Мебель сдвинули на середину комнаты, открыли ящики стола, дверцы тумбочек. Кипяток лили изо всех кружек. Тараканы, большие и маленькие, ошалело выбегали из щелей, чтобы через секунду сжаться в кипятке и притихнуть.
— Паника! Тревога!
Это был охотничий азарт. Казалось, ничего живого не могло остаться в комнате. Осмотрели все щели. Пусто. Легли спать. Было приятно от чистоты. И воздух посвежел.
— Пал Палыч! Погляди! — Крутов указал на стол. Несколько тараканов пронеслись с бешеной скоростью по столу и юркнули в ящик. За обувь хвататься поздно.
— Мышьяку им, паразитам, кислоты какой-нибудь.
Выражение лица Половинкина было злым и отчаянным.
— Черт дернул меня перейти к вам. Я думал, здесь люди нормальные. Что тараканы, что вы…

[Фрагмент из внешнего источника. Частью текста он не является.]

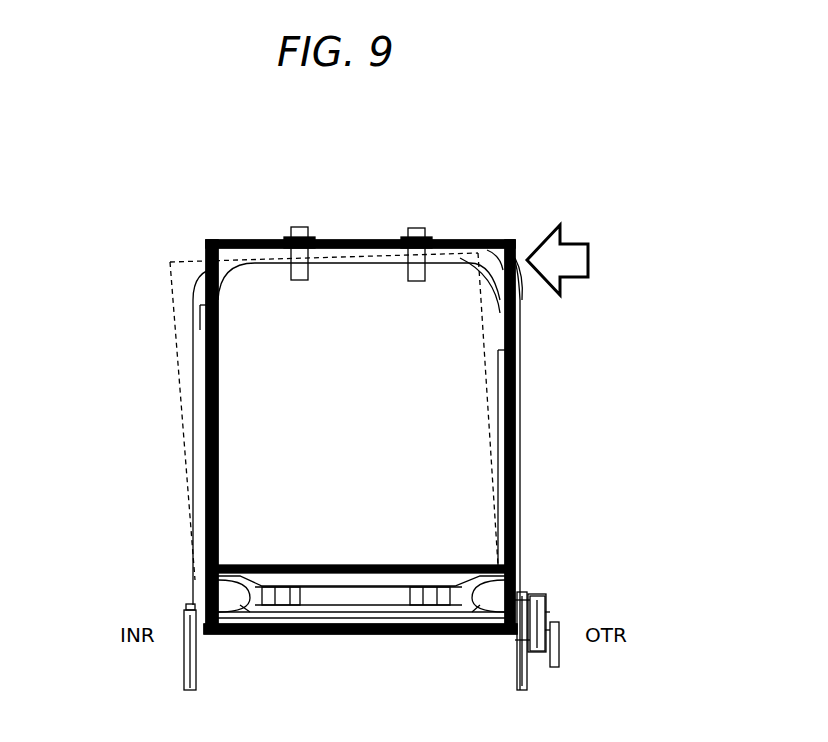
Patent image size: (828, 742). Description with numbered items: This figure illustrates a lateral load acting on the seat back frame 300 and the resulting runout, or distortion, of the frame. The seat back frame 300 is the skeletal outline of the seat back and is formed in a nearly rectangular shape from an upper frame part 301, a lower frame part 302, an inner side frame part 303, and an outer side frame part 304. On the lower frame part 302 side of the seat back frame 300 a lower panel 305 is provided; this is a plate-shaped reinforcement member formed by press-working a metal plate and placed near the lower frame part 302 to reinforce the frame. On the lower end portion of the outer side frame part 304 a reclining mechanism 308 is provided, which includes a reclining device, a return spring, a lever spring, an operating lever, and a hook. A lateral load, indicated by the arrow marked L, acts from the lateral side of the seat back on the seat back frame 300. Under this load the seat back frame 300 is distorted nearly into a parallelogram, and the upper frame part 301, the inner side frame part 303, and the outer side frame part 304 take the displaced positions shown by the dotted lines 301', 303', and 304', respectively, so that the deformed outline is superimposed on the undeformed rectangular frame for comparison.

The seat back frame 300 is at (499, 220).
The upper frame part 301 is at (360, 238).
The dotted line (upper frame part in deformed state) 301' is at (324, 219).
The lower frame part 302 is at (330, 636).
The inner side frame part 303 is at (154, 436).
The dotted line (inner side frame part in deformed state) 303' is at (138, 421).
The outer side frame part 304 is at (565, 436).
The dotted line (outer side frame part in deformed state) 304' is at (441, 409).
The lower panel 305 is at (361, 580).
The reclining mechanism 308 is at (545, 603).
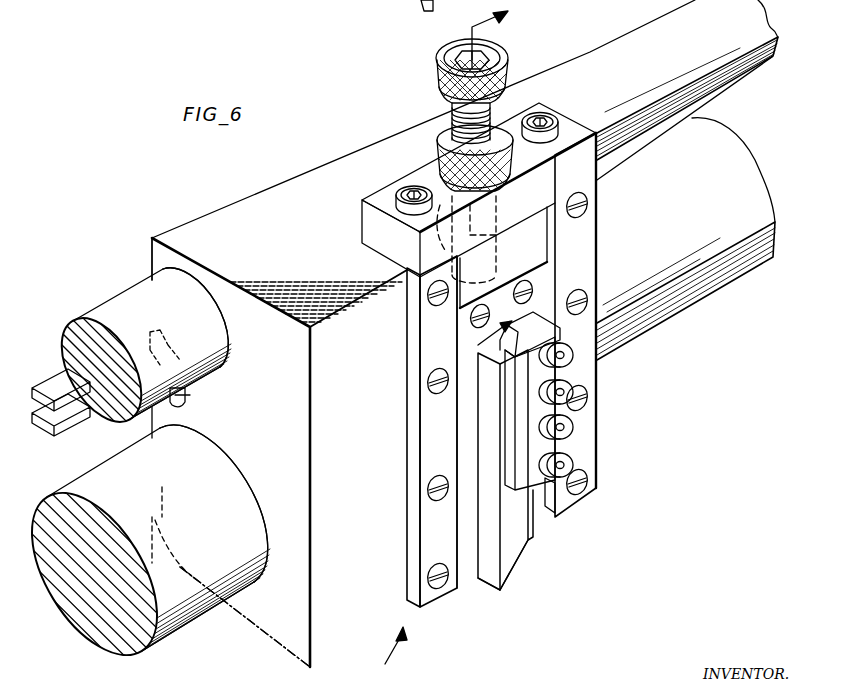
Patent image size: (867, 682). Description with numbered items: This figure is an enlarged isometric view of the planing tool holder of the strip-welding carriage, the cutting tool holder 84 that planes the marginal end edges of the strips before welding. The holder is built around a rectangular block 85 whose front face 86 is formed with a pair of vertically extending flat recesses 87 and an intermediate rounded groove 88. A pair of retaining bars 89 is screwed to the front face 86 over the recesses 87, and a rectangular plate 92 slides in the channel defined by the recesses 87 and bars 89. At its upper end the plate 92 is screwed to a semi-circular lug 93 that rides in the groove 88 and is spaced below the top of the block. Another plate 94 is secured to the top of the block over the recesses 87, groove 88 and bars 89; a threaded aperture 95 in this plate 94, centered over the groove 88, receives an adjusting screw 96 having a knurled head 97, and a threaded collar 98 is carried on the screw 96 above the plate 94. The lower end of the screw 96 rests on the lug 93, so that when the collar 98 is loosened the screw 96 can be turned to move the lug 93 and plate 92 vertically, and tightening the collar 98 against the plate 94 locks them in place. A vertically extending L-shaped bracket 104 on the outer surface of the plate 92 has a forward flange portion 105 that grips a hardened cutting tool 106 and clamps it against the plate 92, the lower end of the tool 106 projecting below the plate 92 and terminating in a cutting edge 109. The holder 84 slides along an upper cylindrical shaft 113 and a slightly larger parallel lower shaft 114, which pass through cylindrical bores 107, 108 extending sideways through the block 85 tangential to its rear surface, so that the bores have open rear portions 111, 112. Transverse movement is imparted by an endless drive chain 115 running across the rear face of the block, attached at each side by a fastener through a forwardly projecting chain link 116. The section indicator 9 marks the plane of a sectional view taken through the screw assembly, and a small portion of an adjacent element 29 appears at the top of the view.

The section line arrows 9 is at (498, 173).
The housing 29 is at (421, 5).
The cutting tool holder 84 is at (386, 653).
The rectangular block 85 is at (284, 646).
The front face 86 is at (366, 463).
The flat recesses 87 is at (400, 242).
The rounded groove 88 is at (547, 263).
The retaining bars 89 is at (432, 512).
The rectangular plate 92 is at (467, 340).
The semi-circular lug 93 is at (456, 312).
The plate 94 is at (376, 198).
The threaded aperture 95 is at (496, 201).
The adjusting screw 96 is at (452, 121).
The knurled head 97 is at (439, 75).
The threaded collar 98 is at (440, 150).
The L-shaped bracket 104 is at (540, 333).
The forward flange portion 105 is at (548, 447).
The cutting tool 106 is at (485, 424).
The cylindrical bore 107 is at (190, 290).
The cylindrical bore 108 is at (210, 448).
The cutting edge 109 is at (490, 590).
The open rear portion 111 is at (150, 280).
The open rear portion 112 is at (162, 488).
The cylindrical shaft 113 is at (122, 308).
The lower shaft 114 is at (238, 486).
The endless drive chain 115 is at (55, 390).
The chain link 116 is at (188, 400).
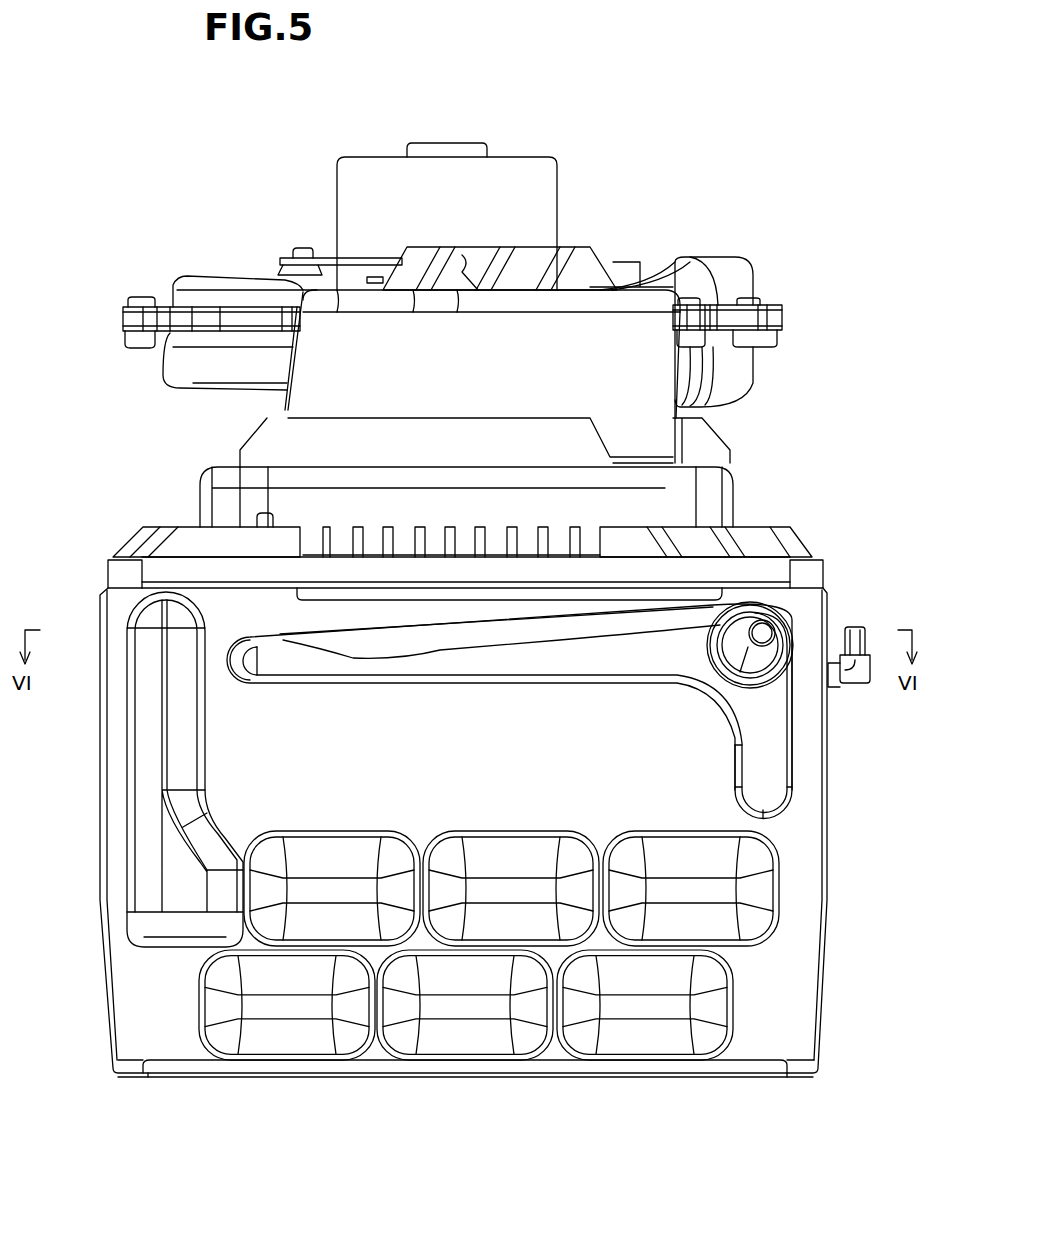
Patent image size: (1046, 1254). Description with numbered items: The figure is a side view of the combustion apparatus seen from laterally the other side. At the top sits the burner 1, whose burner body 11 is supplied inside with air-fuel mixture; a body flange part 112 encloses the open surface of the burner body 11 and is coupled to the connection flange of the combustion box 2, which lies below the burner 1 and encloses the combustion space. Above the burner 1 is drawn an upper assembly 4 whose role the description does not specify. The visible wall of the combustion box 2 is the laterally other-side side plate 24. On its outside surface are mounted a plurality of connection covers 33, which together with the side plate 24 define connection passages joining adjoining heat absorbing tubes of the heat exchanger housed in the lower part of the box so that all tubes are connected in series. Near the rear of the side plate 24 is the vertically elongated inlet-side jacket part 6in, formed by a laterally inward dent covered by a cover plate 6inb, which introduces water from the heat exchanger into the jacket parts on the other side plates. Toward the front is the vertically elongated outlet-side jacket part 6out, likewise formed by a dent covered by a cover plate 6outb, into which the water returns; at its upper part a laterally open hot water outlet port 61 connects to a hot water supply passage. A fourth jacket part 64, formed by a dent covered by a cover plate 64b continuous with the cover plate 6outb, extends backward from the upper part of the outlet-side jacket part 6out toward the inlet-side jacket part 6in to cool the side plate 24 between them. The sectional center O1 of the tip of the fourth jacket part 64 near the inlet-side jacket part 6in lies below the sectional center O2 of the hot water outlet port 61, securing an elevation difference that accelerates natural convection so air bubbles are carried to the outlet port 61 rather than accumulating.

The fan motor assembly 4 is at (248, 281).
The burner 1 is at (241, 432).
The burner body 11 is at (200, 470).
The body flange part 112 is at (190, 557).
The combustion box 2 is at (97, 950).
The inlet-side jacket part 6in is at (123, 769).
The cover plate 6inb is at (148, 758).
The hot water outlet port 61 is at (690, 680).
The sectional center of the tip of the fourth jacket part O1 is at (255, 662).
The sectional center of the hot water outlet port O2 is at (750, 652).
The fourth jacket part 64 is at (501, 694).
The cover plate 64b is at (452, 660).
The outlet-side jacket part 6out is at (825, 715).
The cover plate 6outb is at (772, 724).
The connection covers 33 is at (620, 1010).
The other-side side plate 24 is at (173, 1018).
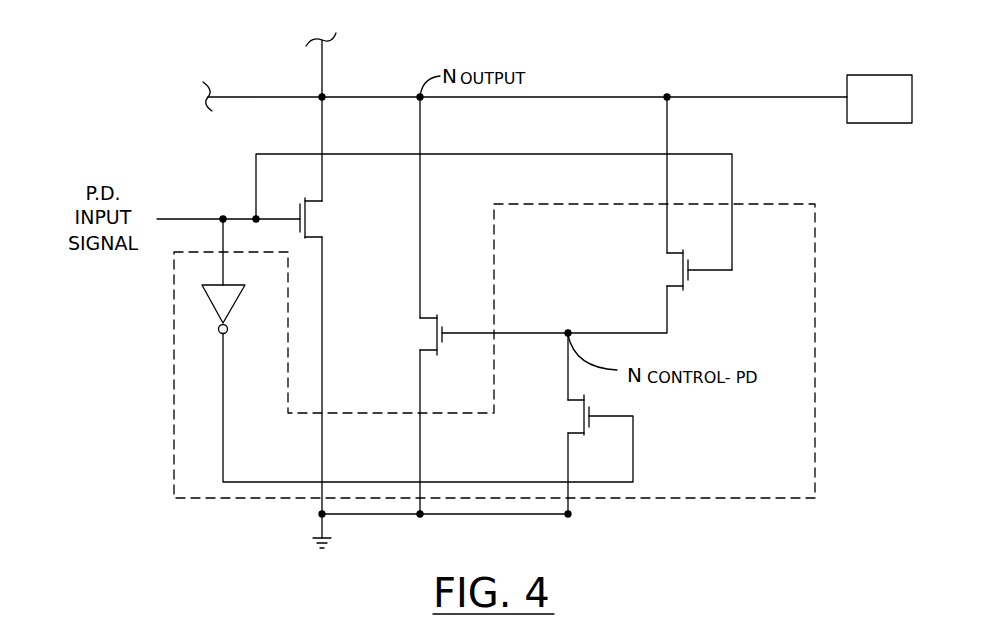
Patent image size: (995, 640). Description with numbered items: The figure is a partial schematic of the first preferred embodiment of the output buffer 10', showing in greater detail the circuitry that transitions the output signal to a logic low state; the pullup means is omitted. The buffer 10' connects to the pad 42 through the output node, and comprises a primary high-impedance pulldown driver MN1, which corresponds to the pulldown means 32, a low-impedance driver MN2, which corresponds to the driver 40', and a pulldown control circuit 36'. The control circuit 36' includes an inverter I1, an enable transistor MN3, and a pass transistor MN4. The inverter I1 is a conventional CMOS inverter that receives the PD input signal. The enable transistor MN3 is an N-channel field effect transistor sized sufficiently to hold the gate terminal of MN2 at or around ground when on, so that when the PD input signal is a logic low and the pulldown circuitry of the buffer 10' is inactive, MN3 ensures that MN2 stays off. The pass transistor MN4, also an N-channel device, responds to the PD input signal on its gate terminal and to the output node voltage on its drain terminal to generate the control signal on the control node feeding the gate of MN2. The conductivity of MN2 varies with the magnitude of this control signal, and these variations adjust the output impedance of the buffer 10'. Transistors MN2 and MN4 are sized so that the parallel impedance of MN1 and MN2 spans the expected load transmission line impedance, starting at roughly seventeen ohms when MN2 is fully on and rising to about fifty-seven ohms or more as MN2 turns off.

The output buffer 10' is at (254, 50).
The pad 42 is at (866, 75).
The pulldown means 32 is at (321, 207).
The driver 40' is at (418, 324).
The pulldown control circuit 36' is at (675, 306).
The inverter I1 is at (238, 284).
The primary high-impedance pulldown driver MN1 is at (295, 185).
The low-impedance driver MN2 is at (428, 333).
The enable transistor MN3 is at (575, 416).
The pass transistor MN4 is at (672, 270).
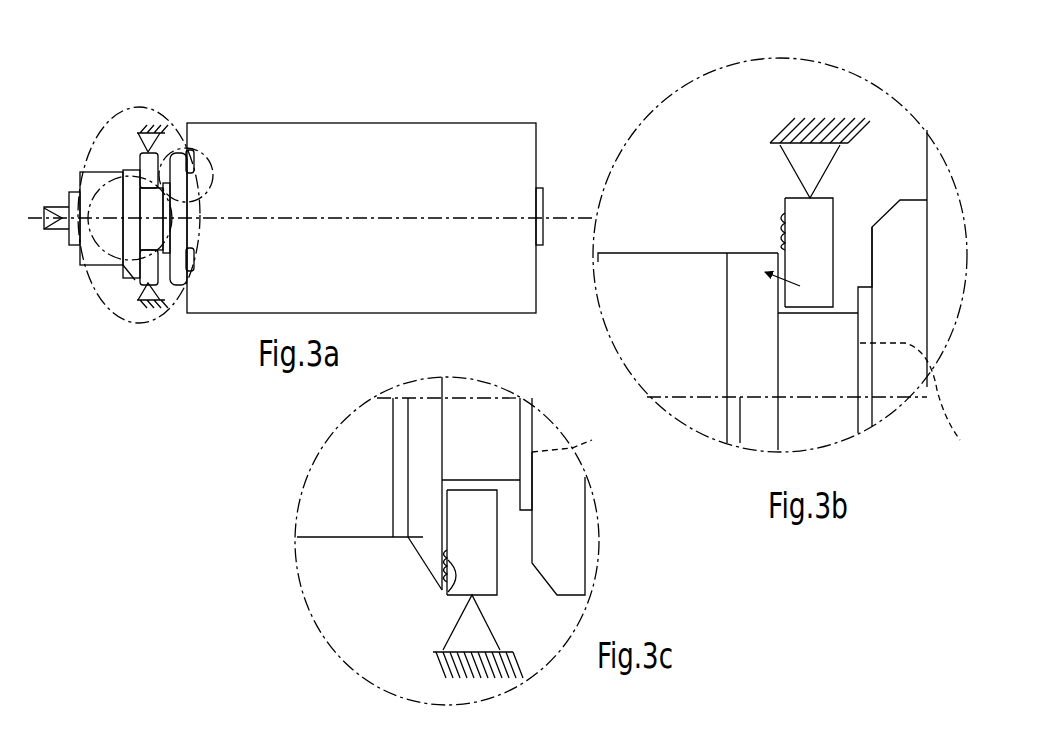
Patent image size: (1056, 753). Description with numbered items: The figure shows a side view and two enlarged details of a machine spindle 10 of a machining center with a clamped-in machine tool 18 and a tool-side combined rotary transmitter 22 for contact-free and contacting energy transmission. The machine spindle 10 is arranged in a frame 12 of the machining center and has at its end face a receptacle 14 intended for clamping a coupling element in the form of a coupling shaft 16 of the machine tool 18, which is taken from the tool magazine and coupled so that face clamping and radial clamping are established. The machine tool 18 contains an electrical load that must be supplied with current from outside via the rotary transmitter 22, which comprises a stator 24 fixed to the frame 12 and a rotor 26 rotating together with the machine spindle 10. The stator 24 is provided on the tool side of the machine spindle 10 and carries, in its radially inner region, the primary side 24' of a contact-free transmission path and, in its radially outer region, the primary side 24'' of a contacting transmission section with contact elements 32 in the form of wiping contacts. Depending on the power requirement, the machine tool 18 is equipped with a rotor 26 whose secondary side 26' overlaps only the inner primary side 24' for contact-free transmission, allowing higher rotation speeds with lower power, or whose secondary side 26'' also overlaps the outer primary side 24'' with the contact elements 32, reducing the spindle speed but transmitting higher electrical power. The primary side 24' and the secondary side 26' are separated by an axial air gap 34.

In FIG. 3A, the machine spindle 10 is at (281, 142).
In FIG. 3B, the machine spindle 10 is at (938, 230).
In FIG. 3C, the machine spindle 10 is at (590, 530).
In FIG. 3A, the frame 12 is at (149, 122).
In FIG. 3B, the frame 12 is at (812, 167).
In FIG. 3C, the frame 12 is at (468, 632).
In FIG. 3A, the receptacle 14 is at (186, 211).
In FIG. 3B, the receptacle 14 is at (927, 385).
In FIG. 3C, the receptacle 14 is at (540, 450).
In FIG. 3A, the coupling shaft 16 is at (159, 197).
In FIG. 3B, the coupling shaft 16 is at (843, 337).
In FIG. 3C, the coupling shaft 16 is at (505, 455).
In FIG. 3A, the machine tool 18 is at (88, 238).
In FIG. 3B, the machine tool 18 is at (645, 278).
In FIG. 3C, the machine tool 18 is at (347, 503).
In FIG. 3A, the rotary transmitter 22 is at (130, 278).
In FIG. 3A, the stator 24 is at (179, 266).
In FIG. 3B, the stator 24 is at (871, 198).
In FIG. 3C, the stator 24 is at (511, 604).
In FIG. 3B, the primary side of contact-free transmission path 24' is at (734, 294).
In FIG. 3B, the primary side of contacting transmission section 24'' is at (760, 198).
In FIG. 3C, the primary side of contacting transmission section 24'' is at (418, 561).
In FIG. 3A, the rotor 26 is at (113, 155).
In FIG. 3B, the rotor 26 is at (696, 348).
In FIG. 3C, the rotor 26 is at (437, 435).
In FIG. 3B, the secondary side of rotor for contact-free transmission 26' is at (733, 297).
In FIG. 3C, the secondary side of rotor for contacting transmission 26'' is at (336, 577).
In FIG. 3B, the contact elements 32 is at (782, 240).
In FIG. 3B, the axial air gap 34 is at (783, 313).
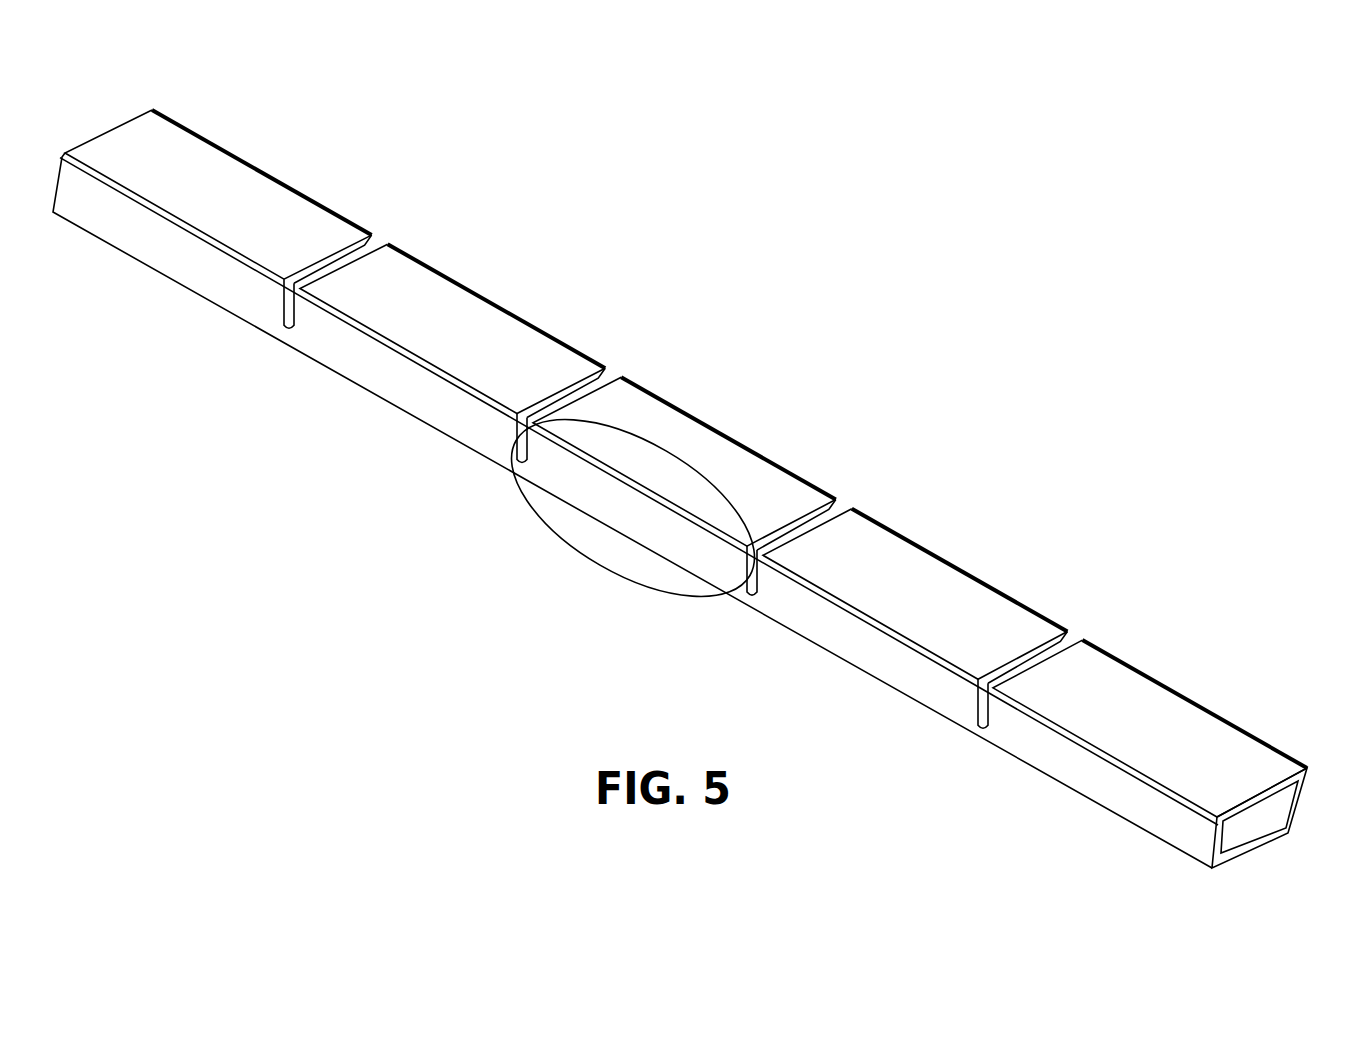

Смеялись безудержно, громко.
— Ты думаешь, это впервые? Почти каждую неделю мы устраиваем им такую баню, но, удивительное дело, после нее их становится только вдвое больше. Поразительное явление. Почти мистика. Говорят, каждая семья тараканов насчитывает…
— Если не замолчишь, сапогом запущу!
Наконец тишина. Засыпая, Астахов подумал, что следует поближе познакомиться с инженером. Несмотря на сварливый характер Половинкина, он почему-то считал его добряком или, во всяком случае, неплохим человеком.
…В выходной — на охоте. День пасмурный, но тихий. Солнце за облаками. Ровным матовым светом окрашен воздух и тундра. Безбрежный простор. Сырой мох, камни, остро отточенные ветрами, сопки с белыми пятнами снега. Холодное безмолвие, вечная мерзлота. Над озерами чайки, громадные, темные, с загнутым клювом и жадным тоскливым взглядом на землю. Тяжело взмахивая крыльями, в поисках полярных мышей, бреющим летали над тундрой бесшумные совы. Разноцветные пушистые комочки — любимое лакомство северных хищников. Где-то рядом песцы, но их трудно встретить в это время года. На вездеходе переехали гряду скал. За ними гуси, сотни, тысячи. В новом оперении, они готовятся к далекому перелету.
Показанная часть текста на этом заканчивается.